Américo Castro supo ver la procedencia histórica del problema territorial en España de una forma lúcida y rigurosa: "La angustia española de los subnacionalismos y los separatismos no tendrá alivio mientras los capítulos de agravios y dicterios no cedan el paso al examen estricto de cómo y por qué fue lo acontecido. El convivir de los individuos y las colectividades se basó en Occidente en un almohadillo de cultura moral, científica y práctica, pues en otro caso hay opresión y no convivencia. Castilla no supo inundar de cultura de ideas y cosas castellanas a Cataluña, como hizo Francia con Provenza y luego con Borgoña".

¿Se resolvió esa "angustia" de la que habla don Américo? ¿Se consiguió en estas tres décadas de democracia hacer de la España plural ese "sugestivo proyecto de vida en común", que es una nación, al decir de Ortega, siguiendo a Renan? ¿Se eliminó del sentir colectivo aquello que señaló Gabriel Jackson en el sentido de que España, desde los Borbones, trató a sus regiones como si fueran colonias?

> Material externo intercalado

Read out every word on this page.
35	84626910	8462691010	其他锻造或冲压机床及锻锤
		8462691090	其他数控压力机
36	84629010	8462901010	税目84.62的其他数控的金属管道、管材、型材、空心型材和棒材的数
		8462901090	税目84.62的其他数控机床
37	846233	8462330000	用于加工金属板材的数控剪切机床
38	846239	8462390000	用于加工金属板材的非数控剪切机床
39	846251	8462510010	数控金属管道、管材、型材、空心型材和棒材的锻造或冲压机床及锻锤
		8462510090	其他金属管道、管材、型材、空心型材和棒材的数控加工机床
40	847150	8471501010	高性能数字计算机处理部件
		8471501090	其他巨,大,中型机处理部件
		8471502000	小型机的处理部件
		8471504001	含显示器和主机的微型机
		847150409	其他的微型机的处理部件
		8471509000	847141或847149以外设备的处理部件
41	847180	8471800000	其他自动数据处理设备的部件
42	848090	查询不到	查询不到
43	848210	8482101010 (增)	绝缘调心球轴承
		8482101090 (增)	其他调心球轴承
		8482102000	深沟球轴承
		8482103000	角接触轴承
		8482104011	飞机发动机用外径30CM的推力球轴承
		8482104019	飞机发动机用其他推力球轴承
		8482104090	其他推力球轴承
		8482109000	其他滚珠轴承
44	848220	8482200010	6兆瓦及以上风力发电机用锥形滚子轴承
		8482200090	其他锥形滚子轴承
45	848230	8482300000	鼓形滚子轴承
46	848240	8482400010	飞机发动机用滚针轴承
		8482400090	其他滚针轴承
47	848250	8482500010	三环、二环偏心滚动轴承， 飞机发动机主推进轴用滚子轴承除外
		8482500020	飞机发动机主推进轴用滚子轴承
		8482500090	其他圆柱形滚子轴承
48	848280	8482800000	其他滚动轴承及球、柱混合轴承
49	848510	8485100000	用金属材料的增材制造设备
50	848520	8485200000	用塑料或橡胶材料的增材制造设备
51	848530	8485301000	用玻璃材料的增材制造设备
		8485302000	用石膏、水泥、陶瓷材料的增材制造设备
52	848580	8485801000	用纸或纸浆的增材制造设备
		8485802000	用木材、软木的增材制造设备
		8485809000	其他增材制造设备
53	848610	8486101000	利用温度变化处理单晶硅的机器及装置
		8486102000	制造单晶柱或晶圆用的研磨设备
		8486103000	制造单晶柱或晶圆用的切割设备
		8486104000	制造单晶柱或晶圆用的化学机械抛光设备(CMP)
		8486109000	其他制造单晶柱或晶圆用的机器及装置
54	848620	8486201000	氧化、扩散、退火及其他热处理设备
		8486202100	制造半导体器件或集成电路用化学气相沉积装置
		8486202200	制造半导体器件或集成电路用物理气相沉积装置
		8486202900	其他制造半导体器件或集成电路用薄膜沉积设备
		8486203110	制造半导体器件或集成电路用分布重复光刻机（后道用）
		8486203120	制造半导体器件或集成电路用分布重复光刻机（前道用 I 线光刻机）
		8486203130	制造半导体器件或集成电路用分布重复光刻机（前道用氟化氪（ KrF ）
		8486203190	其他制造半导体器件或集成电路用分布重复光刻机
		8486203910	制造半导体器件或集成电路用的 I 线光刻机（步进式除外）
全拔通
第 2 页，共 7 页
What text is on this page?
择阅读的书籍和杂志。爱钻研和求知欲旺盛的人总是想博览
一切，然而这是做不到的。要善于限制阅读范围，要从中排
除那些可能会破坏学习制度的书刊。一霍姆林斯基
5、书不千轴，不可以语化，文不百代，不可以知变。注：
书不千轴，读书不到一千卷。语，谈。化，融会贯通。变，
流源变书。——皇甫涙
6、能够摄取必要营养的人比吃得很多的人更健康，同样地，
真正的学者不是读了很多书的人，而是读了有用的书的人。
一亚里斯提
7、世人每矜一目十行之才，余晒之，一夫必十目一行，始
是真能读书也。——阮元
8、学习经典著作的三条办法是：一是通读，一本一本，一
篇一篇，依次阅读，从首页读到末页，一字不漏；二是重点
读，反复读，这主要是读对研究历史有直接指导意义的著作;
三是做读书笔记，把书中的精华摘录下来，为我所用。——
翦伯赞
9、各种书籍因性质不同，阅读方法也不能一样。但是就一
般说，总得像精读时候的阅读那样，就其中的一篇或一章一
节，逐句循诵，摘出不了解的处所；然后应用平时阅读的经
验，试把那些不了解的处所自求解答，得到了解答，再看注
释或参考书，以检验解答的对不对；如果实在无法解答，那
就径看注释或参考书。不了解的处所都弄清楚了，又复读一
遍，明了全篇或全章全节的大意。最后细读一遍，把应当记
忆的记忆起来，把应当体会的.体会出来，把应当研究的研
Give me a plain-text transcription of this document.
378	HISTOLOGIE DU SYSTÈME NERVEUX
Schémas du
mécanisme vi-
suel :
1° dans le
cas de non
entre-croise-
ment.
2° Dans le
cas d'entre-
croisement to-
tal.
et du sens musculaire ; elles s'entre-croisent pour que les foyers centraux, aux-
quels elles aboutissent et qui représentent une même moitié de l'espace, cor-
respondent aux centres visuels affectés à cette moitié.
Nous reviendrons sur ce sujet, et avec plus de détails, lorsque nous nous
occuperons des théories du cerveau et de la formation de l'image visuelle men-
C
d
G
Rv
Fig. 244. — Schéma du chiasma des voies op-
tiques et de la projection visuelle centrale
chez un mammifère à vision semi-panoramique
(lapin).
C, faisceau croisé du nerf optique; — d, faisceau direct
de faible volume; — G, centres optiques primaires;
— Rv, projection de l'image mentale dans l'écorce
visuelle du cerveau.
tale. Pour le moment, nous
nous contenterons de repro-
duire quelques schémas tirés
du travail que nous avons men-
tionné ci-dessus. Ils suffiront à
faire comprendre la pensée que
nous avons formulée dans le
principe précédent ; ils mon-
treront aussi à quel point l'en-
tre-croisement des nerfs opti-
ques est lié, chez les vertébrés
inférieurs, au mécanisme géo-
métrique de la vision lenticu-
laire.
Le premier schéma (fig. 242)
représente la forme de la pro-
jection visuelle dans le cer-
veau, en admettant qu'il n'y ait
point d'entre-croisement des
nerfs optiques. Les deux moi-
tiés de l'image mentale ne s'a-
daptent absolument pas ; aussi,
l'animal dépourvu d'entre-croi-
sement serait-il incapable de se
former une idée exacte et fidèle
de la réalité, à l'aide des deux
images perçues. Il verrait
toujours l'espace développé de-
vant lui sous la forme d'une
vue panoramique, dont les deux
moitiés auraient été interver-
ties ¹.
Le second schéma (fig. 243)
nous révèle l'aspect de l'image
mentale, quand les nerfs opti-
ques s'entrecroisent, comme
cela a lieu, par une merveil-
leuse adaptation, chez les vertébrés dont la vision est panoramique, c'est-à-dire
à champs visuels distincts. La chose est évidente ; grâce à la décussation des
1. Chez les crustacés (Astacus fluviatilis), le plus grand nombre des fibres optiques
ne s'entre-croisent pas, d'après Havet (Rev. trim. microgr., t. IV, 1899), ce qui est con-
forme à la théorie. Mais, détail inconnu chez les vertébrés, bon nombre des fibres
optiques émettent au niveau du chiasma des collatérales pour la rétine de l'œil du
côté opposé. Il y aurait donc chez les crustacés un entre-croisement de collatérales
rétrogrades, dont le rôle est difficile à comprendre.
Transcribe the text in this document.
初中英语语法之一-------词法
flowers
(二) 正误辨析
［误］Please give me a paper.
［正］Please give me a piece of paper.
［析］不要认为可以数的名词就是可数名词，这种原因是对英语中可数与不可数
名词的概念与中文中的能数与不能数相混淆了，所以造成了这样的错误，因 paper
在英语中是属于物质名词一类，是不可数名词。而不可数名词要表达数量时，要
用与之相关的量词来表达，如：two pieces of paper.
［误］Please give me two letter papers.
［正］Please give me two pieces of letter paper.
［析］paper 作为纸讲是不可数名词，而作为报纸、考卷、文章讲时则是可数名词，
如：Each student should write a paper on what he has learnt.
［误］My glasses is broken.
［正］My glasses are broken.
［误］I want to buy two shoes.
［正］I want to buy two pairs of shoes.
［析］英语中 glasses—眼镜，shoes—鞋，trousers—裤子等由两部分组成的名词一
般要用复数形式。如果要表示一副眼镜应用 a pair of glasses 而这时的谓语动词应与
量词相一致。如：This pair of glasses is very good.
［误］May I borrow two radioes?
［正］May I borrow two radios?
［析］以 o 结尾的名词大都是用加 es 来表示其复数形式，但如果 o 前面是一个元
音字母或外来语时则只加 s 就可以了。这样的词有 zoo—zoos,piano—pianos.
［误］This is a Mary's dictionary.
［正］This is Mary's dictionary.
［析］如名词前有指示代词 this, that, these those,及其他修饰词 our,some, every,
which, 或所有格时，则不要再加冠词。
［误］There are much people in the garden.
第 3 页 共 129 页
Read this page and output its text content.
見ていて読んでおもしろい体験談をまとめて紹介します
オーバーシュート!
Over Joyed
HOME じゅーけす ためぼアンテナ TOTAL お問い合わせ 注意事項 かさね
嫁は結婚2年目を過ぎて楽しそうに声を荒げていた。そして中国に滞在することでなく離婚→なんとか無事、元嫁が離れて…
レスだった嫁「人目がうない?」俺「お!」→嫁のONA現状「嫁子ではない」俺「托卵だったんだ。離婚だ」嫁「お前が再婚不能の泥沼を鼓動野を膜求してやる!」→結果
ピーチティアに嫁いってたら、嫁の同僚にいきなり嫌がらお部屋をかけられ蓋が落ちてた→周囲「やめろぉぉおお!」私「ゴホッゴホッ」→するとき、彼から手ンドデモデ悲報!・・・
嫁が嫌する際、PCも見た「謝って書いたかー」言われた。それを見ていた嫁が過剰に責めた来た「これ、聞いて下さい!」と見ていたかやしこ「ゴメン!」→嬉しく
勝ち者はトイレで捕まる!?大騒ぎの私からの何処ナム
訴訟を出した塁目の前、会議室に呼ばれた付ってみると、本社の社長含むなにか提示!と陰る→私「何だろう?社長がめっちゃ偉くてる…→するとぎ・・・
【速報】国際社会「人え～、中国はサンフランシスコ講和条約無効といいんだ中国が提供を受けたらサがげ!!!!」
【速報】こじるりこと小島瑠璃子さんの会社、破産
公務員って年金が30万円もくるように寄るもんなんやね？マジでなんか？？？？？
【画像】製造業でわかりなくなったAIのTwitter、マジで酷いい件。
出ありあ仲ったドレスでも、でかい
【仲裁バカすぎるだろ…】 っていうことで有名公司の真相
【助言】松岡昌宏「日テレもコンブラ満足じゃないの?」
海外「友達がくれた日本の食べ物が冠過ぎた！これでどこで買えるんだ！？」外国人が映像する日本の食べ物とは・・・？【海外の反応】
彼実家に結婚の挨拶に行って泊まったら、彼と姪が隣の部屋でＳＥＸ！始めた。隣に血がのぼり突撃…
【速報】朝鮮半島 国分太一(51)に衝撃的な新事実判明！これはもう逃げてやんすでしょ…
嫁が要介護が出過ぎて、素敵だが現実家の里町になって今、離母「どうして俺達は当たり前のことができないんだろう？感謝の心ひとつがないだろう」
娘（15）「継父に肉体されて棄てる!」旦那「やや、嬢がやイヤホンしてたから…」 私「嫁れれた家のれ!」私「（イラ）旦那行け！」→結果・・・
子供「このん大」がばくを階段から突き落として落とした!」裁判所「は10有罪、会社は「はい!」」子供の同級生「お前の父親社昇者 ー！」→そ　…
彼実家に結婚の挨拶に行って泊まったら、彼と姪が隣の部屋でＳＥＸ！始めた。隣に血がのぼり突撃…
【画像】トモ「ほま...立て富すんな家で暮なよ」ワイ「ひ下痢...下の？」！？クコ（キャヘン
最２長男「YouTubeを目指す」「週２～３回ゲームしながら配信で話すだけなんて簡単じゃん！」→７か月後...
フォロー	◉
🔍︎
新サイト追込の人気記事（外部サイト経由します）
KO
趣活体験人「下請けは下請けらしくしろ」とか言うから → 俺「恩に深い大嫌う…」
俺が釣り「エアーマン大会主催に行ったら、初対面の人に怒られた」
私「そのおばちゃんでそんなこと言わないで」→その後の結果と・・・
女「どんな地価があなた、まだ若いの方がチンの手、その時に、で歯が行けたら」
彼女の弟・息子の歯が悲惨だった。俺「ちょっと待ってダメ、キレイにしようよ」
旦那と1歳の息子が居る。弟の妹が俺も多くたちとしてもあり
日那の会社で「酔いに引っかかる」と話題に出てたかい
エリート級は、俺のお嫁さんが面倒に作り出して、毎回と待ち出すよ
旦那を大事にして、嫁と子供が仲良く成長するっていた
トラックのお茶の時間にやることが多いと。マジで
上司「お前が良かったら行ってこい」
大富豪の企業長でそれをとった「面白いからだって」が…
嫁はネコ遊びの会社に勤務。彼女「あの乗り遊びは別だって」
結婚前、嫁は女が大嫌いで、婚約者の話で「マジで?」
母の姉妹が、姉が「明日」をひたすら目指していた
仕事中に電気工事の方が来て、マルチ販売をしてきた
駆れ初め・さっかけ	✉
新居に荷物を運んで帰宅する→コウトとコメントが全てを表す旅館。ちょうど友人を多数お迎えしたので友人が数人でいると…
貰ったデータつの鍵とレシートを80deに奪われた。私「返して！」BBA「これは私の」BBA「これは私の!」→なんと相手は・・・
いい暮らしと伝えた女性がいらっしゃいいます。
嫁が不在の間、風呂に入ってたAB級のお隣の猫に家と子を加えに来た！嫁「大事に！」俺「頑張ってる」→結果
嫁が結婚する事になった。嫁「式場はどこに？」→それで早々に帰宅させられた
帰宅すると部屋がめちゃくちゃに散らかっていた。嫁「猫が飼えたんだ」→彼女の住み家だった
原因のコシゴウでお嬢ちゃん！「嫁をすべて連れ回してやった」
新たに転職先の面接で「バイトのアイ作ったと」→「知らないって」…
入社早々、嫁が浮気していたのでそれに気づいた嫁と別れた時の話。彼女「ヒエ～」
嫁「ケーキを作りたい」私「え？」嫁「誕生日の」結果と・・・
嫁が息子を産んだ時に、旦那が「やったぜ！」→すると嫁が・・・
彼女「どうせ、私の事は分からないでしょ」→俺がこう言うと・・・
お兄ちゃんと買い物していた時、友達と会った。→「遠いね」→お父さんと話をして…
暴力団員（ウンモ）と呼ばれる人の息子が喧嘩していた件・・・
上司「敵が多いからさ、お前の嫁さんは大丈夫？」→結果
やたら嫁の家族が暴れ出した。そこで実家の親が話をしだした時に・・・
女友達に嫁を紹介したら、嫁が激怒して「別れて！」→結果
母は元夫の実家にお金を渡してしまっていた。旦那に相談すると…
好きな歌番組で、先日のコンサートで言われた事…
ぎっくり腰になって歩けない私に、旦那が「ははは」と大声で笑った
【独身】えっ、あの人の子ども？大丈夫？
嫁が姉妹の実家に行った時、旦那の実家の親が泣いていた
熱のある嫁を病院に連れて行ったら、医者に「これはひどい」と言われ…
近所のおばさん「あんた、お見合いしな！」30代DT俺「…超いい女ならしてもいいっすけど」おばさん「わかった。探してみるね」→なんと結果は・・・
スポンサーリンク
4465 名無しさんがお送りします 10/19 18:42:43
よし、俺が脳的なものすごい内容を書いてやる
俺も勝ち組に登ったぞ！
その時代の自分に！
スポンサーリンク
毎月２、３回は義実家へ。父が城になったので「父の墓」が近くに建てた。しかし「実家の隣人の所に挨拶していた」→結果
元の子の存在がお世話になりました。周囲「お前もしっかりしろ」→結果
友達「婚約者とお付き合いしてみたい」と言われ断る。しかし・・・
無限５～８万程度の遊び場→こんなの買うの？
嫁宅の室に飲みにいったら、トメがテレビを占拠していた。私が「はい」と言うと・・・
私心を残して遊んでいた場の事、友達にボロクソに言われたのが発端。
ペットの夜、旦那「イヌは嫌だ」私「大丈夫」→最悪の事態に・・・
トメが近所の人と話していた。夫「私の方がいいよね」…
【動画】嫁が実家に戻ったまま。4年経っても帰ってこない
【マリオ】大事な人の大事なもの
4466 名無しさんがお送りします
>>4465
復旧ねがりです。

¿Puede Galicia olvidar el sentimiento de marginación que reflejó Rosalía de Castro en sus escritos? ¿Puede Cataluña pasar por alto la persecución que vino sufriendo su idioma y su cultura? ¿Puede -y aquí el problema es mucho más complejo- el País Vasco encontrar una respuesta que permita convivir en sus territorios a los que no desean la ruptura con España con aquellos otros que dicen apostar por la independencia, al margen de la mayor o menor sostenibilidad histórica de este discurso? Llegados a este punto, es necesario citar de nuevo a Ortega: "Pocas cosas hay tan significativas del estado actual como oír a vascos y catalanes sostener que son ellos pueblos oprimidos por el resto de España. La situación privilegiada que gozan es tan evidente que, a primera vista, esa queja hará de parecer grotesca. Pero a quien le interese no tanto juzgar a las gentes como entenderlas, le importa más notar que ese sentimiento es sincero, por muy injustificado que se repute. Y es que se trata de algo puramente relativo. El hombre condenado a vivir con una mujer a quien no ama siente las caricias de ésta como un irritante roce de cadenas. Así, aquel sentimiento de opresión, injustificado en cuanto pretende reflejar una situación objetiva, es síntoma verídico del estado subjetivo en que Cataluña y Vasconia se hallan". Pásmese el lector ante el hecho de que esto lo escribió Ortega en 1921.

Ni se ha terminado con la angustia de la que hablaba Américo Castro, ni tampoco con el sentimiento de opresión al que se refirió Ortega. Ergo, el Estado de las Autonomías no ha resuelto, tampoco en términos existenciales, el problema.

Hay quien, yendo más allá, propugna como solución el federalismo. A este respecto, yo tampoco pasaría por alto lo dicho también por Ortega: que un Estado federal es el resultado de un pacto entre territorios que nunca estuvieron unidos y que buscan un proyecto común. No tendría sentido, según el filósofo, federar territorios que no estuvieron separados.

El problema sigue irresoluto. Y, por si esto fuera poco, la solución ideada en la transición hace aguas por todas partes en un momento en que la clase política es más mediocre que nunca. Lo peor de todo es que a veces la realidad demanda respuestas en momentos muy poco propicios.